Even as a game, however, it is trying to serve two masters at once. Two types of levels are seen here. The best are pre-planned puzzle levels with a limited number of quarks to use, quark-stealing gluons scattered about, and the need to do some tricky platforming. Faint glimmers of greatness occur here--if you run out of the type of quark you need for the easy solution, you have to think creatively to use the quarks you do have. You have plenty of ways to get vertical in a level, but having the ability to explode a wall in just the right way to proceed and saving enough quarks to do so is a different story.
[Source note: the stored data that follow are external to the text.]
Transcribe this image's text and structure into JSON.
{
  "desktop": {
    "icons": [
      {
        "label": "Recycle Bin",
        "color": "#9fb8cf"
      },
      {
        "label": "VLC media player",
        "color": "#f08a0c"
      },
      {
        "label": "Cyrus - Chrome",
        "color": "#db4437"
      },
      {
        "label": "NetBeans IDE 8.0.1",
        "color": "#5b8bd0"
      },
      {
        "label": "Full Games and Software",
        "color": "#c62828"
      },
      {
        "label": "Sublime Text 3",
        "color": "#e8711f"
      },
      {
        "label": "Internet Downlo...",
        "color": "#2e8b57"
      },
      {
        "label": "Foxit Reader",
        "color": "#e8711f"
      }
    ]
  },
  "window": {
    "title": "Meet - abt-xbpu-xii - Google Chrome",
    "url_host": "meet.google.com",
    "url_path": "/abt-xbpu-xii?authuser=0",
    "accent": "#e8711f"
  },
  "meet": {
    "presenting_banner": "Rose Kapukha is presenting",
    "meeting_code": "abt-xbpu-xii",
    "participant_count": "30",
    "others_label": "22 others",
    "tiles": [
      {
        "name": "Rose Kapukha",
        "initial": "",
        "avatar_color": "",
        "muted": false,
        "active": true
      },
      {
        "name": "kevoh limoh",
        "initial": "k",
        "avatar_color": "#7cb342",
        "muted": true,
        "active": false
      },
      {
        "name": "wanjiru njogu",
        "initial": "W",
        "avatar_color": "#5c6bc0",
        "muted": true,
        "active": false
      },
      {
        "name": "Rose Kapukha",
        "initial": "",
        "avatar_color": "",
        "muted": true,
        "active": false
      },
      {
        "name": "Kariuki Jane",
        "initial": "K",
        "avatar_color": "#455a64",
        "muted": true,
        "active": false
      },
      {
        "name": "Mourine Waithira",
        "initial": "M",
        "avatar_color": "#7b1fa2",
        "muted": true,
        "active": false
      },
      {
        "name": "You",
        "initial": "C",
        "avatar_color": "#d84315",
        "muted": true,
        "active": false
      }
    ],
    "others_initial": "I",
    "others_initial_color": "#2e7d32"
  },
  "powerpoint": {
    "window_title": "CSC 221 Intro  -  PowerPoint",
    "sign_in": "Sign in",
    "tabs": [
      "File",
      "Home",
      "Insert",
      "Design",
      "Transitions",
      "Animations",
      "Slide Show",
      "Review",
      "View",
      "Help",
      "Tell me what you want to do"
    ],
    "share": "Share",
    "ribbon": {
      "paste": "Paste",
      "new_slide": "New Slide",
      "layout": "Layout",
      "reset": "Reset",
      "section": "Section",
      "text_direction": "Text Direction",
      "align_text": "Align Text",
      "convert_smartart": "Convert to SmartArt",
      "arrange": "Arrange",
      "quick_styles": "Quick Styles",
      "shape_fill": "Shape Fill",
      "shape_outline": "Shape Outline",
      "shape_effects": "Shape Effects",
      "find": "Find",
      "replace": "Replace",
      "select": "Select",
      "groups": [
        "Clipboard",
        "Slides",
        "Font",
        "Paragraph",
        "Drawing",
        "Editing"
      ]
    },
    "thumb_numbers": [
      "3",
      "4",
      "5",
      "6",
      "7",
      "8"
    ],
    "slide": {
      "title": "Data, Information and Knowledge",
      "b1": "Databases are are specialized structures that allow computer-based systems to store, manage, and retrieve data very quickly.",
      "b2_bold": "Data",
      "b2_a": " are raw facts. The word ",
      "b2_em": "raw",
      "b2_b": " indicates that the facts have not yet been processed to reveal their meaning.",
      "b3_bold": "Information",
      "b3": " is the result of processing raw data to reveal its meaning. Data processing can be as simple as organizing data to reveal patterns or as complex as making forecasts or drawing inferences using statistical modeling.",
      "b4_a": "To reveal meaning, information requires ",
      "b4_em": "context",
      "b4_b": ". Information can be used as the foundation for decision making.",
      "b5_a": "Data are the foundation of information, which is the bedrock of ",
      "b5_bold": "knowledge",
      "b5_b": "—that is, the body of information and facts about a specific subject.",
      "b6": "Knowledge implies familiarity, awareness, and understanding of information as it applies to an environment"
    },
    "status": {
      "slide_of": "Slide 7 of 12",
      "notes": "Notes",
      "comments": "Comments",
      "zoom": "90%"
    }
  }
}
The worst levels, on the other hand, are procedurally generated, awkwardly designed obstacle courses that rely far too much placing nondescript destructible walls in your way rather than creating a surmountable challenge.
Both types suffer from a severe lack of variety in environments and enemies for a platformer, and seeing the subatomic world undulating in the background doesn't cut it. It doesn't take long for the game to show you virtually everything it has to offer. The actual mechanics of running, jumping, crawling, and clawing are just fine, but the mad genius platformer where you get to test any of those skills is missing. All we get in return is a gimmick in which you can create a special net out of your available quarks to cart the ones you knock unconscious away, making the job of the zoo's staff a lot easier. It's neat the first hundred times, but it’s not nearly enough. You have to do way too much of it to feel a sense of accomplishment; you also have to do it while walking in the irksome paws of a sentient episode of The Big Bang Theory. The game turns a fresh, fascinating new mechanic using particle physics as a creative springboard into the most staid, stale platformer imaginable. If the goal was to create a game that's both alive and dead at the same time--mission accomplished.